Hi everybody, just to clarify i have not much experience (my first ucontroller was an arduino and i just jump to ARM, sound like a joke :P).
Anyway i been 3 days studying the data sheet and im using the Keil uVision, now i able to control the pins, serial port, interrupts, system Ticks, analog inputs, (letter with I2c and etc.)…
Well the problem is that i don’t know exactly how receive data through the serial port efficiently… (is not like arduino that you have a buffer and just request the data and that its, and sorry for the example)…

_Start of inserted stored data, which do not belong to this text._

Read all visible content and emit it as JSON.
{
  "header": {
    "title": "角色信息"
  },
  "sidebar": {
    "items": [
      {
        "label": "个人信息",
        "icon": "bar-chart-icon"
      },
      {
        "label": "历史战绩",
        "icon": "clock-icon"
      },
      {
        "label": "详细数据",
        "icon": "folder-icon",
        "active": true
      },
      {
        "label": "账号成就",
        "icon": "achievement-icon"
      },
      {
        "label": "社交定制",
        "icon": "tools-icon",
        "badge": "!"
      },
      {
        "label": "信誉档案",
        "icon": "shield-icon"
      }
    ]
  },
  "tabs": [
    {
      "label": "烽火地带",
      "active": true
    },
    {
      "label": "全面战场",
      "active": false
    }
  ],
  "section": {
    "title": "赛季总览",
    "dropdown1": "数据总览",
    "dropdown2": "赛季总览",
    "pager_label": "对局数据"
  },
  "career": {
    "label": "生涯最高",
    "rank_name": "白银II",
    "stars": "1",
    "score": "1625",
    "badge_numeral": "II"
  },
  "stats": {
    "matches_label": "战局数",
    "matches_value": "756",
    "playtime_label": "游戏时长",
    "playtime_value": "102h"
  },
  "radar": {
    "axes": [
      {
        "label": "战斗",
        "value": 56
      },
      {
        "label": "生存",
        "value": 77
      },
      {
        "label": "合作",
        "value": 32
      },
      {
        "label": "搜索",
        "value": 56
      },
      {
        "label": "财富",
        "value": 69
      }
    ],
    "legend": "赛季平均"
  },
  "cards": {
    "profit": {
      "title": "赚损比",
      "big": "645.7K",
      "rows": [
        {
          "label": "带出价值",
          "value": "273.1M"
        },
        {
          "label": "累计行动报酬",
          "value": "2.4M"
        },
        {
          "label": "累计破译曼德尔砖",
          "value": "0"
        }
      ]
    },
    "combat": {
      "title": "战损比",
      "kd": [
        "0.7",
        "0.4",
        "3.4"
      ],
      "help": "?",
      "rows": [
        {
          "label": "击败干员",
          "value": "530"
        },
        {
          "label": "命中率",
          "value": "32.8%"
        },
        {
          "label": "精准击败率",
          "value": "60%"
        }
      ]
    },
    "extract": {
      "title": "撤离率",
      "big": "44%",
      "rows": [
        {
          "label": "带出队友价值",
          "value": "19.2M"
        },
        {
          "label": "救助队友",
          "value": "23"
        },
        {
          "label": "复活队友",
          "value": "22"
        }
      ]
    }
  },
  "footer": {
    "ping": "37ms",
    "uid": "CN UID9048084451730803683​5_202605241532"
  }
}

So im using a TX interrupt to store just a single byte on the buffer, but the problem is that i can only read one byte for interrupt, i thought that the USART usually have an internal buffer (controlled automatically by hadware, but not), i mean seems that i need to do it by myself… Any idea or example, to make a nice buffer for the USART and just read and store a complete string of bytes at a time a not just a single one??
The USART should have a single buffer register and the shift register.
I don’t know if this can help you, I just wrote a STM32 demo for my project, it includes a serial driver with circular queues and all. The link is in my signature.
gdisirio:
The USART should have a single buffer register and the shift register.
I don’t know if this can help you, I just wrote a STM32 demo for my project, it includes a serial driver with circular queues and all. The link is in my signature.
Giovanni
Thanks for the answer…
Only one buffer for the 3 UARTS or for each one?? and what is the size of this buffer?
I know what is a shift register, but i don’t know how to use it, no even how it works with the USART… Can you explain me more or any page to read it? Or how to look for it in the Data Sheet please?
The transmit buffer (TDR) holds one data frame while the previous one is being transmitted by the shift register. The register becomes empty when the data is transferred into the shift register so you have a single buffer level in hardware.
The thing is explained on page 435/504 of the reference manual, there is a nice diagram with the registers clearly visible.